With fall in full swing, you may be having a slight premonition that it’s time for you to make your home winter-ready. It can seem overwhelming to know where to start. There are a lot of things to think about when it comes to your house. Here are a few things you should know to get you started and make sure you’re prepared.
Insulate Your Attic
Make sure your attic is well-insulated so you don’t have heat loss. It may have been hard to notice whether your insulation was functioning well enough in the summer to keep your house cool. You could turn on more fans, right?
When the weather gets colder, it’s important to ensure that your insulation is working. Checking your attic’s insulation is important because heat rises and tends to exit through your roof. Adding insulation to this part of the house could make a big difference in ensuring that your house stays warm and your utility bills stay low.
Seal Doors and Windows
To prevent drafts, seal your doors and windows. Windows and doors tend to be the likeliest culprits for letting cold air into your house. For this reason, it’s especially important that you seal these openings.
There are a variety of ways to weather-strip your windows and doors, but the best way is to use adhesive-backed foam tape. You can buy this tape at most hardware stores. To install the tape, you’ll want to first clean the area around the window or door where you are going to install the tape. Then peel off the backing, cut to the desired length, and adhere!
Clean Your Fireplace
Clean your fireplace and make sure it’s in its best working condition. This is especially important if you have a wood-burning fireplace. With an active fireplace, it’s important to keep an eye out for debris or animals inside the chimney. Cleaning these things out before winter comes is especially important. This ensures that smoke or sparks don’t blow into your home because they can’t exit through the chimney.
Besides cleaning your fireplace, you may consider adding certain upgrades. A glass door can lead to a more efficient fireplace. Like an open window, an open chimney shaft can allow drafts of cold air to enter your home. Having a glass door acts like a window in preventing those cold gusts.
Fix Any Roof Damage
Fall is often the best time to repair your roof. Why? Because you can address any issues you noticed during the summer and you can also prepare the roof for winter. It’s important to fix any damage so that you can prevent leaks.
While you’re up there, you should also consider cleaning out the gutter. Cleaning out the gutters can go a long way in ensuring that snow melt comes off your roof without damaging the roof or walls.
As you inspect your pipes, be aware of any pipes that may be more exposed than others—such as those in a crawl space or garage. Once you’ve found pipes that could be exposed to lower temperatures, you’ll want to insulate them.
There are a variety of methods to insulate your pipes. But often, the best way is to wrap them with insulating material. You can buy heat tape or other forms of insulating material at most hardware stores. And typically, this material is relatively inexpensive.
Winterize Outdoor Faucets
Besides insulating your pipes, you should also pay special attention to your outdoor faucets. Outdoor faucets are even more prone to freezing and bursting because they often don’t have quite the same insulation that your interior pipes do.

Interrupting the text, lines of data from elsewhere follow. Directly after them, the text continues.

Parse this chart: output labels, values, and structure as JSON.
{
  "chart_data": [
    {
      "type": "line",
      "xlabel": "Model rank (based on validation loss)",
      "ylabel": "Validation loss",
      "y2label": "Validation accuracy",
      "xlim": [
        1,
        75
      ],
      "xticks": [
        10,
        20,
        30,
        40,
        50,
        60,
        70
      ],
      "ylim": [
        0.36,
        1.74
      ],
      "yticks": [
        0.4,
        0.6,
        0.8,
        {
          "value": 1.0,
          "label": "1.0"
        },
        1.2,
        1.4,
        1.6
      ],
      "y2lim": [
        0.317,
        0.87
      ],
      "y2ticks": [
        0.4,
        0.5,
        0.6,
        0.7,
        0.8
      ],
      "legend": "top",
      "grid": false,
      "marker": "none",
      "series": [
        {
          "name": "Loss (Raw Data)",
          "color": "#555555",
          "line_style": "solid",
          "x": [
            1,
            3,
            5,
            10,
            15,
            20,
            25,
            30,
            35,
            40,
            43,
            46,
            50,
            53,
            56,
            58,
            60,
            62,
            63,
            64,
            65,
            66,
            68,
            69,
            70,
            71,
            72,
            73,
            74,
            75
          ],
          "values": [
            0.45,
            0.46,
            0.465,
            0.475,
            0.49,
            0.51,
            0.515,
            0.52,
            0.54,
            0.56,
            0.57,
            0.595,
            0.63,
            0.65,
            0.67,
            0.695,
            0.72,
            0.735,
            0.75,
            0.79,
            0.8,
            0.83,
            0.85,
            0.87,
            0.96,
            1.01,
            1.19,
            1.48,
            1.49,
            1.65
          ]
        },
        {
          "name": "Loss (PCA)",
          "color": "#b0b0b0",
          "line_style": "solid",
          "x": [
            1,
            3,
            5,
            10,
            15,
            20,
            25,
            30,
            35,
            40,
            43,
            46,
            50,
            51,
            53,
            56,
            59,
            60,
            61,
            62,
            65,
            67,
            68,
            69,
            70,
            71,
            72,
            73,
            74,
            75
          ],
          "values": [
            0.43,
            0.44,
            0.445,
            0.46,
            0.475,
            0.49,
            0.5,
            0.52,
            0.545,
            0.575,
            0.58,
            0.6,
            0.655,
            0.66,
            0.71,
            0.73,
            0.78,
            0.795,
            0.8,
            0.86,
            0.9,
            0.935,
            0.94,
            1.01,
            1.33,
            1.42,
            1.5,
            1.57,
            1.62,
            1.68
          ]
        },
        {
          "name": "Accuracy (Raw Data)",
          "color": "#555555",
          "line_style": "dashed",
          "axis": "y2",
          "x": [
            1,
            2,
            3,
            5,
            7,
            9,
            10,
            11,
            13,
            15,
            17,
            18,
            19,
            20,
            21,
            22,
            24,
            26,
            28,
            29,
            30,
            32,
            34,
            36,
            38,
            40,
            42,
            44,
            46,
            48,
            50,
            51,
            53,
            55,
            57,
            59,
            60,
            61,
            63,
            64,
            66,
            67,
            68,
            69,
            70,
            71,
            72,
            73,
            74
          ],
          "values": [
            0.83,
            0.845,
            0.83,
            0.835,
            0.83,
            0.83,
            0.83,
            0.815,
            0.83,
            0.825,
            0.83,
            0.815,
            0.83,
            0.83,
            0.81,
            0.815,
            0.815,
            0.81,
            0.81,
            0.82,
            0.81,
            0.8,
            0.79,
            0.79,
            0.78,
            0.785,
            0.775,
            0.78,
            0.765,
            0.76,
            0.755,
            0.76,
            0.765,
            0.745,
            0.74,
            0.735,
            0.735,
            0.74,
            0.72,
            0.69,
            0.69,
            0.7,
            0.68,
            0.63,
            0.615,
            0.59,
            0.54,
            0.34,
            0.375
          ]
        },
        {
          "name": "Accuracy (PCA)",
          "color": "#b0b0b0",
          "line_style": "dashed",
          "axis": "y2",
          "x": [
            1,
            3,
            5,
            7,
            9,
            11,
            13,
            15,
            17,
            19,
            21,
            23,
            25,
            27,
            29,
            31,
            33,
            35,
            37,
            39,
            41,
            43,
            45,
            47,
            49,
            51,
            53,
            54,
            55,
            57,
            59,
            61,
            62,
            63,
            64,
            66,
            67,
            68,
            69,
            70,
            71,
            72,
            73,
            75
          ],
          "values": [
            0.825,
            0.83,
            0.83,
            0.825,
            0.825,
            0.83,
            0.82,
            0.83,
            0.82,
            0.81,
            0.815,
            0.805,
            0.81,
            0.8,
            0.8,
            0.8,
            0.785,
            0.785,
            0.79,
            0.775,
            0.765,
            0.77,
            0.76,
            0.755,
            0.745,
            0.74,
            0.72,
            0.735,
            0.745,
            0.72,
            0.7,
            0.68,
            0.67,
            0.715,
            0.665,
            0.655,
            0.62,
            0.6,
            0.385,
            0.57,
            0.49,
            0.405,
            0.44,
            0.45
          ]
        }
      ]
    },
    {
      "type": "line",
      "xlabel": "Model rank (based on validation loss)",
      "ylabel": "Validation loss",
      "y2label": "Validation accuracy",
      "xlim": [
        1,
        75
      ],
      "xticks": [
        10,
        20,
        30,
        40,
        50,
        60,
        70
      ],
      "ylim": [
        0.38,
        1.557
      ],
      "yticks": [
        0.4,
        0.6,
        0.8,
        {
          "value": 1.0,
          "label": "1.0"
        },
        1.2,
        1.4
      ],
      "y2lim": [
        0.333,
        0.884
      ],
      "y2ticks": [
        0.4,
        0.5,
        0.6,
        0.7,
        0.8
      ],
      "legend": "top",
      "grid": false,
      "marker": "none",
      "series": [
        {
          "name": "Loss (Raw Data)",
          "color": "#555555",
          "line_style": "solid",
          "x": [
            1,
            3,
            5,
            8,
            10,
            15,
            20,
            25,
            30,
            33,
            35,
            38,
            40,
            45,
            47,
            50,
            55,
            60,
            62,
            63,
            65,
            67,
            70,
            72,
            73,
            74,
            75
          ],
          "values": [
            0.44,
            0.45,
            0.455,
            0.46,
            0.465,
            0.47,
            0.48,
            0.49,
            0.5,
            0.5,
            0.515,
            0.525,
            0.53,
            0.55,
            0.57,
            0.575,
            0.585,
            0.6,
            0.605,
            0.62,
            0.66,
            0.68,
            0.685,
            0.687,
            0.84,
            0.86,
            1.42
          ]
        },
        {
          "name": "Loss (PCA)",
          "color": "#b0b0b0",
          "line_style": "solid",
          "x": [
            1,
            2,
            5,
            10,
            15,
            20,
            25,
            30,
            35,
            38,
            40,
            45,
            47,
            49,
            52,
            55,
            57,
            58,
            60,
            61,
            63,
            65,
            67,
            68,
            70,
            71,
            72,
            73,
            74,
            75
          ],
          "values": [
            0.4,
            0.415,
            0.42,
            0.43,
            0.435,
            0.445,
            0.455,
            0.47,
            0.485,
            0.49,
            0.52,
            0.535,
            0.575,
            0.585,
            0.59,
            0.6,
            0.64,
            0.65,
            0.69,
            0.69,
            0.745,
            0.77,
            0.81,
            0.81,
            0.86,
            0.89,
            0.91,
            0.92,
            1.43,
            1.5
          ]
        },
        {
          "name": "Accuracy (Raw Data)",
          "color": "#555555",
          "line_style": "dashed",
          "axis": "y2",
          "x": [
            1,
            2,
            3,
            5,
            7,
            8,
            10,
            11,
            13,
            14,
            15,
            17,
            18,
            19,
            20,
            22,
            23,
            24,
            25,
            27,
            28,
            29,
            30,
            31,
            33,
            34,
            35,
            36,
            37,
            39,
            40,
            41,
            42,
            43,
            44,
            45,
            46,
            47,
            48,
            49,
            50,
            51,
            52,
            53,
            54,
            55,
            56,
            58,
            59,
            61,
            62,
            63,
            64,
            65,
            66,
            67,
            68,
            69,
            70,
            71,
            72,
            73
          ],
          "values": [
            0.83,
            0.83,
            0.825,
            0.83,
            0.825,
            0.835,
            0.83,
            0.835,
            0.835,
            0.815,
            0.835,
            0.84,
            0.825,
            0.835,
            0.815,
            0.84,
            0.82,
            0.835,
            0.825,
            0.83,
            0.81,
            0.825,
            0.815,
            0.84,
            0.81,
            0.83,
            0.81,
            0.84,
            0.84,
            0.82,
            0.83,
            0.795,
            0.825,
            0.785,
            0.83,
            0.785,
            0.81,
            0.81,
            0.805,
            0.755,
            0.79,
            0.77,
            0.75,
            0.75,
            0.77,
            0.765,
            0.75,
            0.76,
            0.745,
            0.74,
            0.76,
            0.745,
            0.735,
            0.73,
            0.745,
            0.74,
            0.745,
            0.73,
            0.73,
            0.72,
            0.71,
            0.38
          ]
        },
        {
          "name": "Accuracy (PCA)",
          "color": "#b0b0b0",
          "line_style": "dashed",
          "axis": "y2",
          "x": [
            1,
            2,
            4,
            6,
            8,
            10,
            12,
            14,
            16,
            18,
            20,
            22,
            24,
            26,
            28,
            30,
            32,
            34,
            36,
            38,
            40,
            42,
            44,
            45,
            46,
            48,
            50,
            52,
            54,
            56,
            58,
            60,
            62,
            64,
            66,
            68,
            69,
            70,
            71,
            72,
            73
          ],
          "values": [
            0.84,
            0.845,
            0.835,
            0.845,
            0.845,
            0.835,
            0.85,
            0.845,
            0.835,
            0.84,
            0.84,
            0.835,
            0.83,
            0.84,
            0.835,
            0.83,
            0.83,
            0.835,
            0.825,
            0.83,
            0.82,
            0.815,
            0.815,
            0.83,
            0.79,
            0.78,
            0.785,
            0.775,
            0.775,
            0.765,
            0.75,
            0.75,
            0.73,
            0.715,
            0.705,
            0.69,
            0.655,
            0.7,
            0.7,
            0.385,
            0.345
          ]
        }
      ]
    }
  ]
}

You’ll want to start by disconnecting any hoses and then by letting water drain out of the drain. There are a few other steps to be aware of depending on the type of faucet you have. Be sure to look up other pertinent steps to ensure that your outdoor faucet won’t freeze over.
Store or Winterize Outdoor Furniture
It’s also important to spend some time inspecting furniture, winterizing it, or putting it into storage. Too often, a good grill has been left on the patio only to rust during the snowy months. And once snow comes along, it becomes much more difficult to move anything left outside into a safe indoor space.
Spend time inspecting each piece of furniture and outdoor equipment to decide the best way to winterize it. Some pieces of furniture are built to handle cold temperatures and will be fine if only covered. Other pieces of furniture could rust if they come in contact with any water over an extended period of time. To protect them you may need to store them in the garage.
Inspect Your Winter Tools
Inspecting your winter tools and equipment may not seem to be the most obvious step to take when preparing your home for winter. In fact, it actually is quite an important one. Be sure to take a good look at equipment like your snow blower.
Making sure that it is functioning will save you a lot of hassle when snow falls and it could also save you money. If you need to repair or replace it, it’s much more cost-efficient to do so before the bad weather hits. Then the demand skyrockets and so do the prices.
You may also consider inspecting snow shovels for cracks and space heaters for any malfunctions. Doing this will ensure you have functioning tools to both take care of your home when snow comes. It will also ensure you can maintain your comfort inside your home.
Winter is around the corner. You have that foreboding feeling that pretty soon, snow and freezing temperatures will arrive. It may seem sobering to realize you need to winterize your home. Realizing all the things you have to do to prepare your home can be overwhelming. Thankfully, starting with these suggestions can help you get your home to where it needs to be before winter sets in.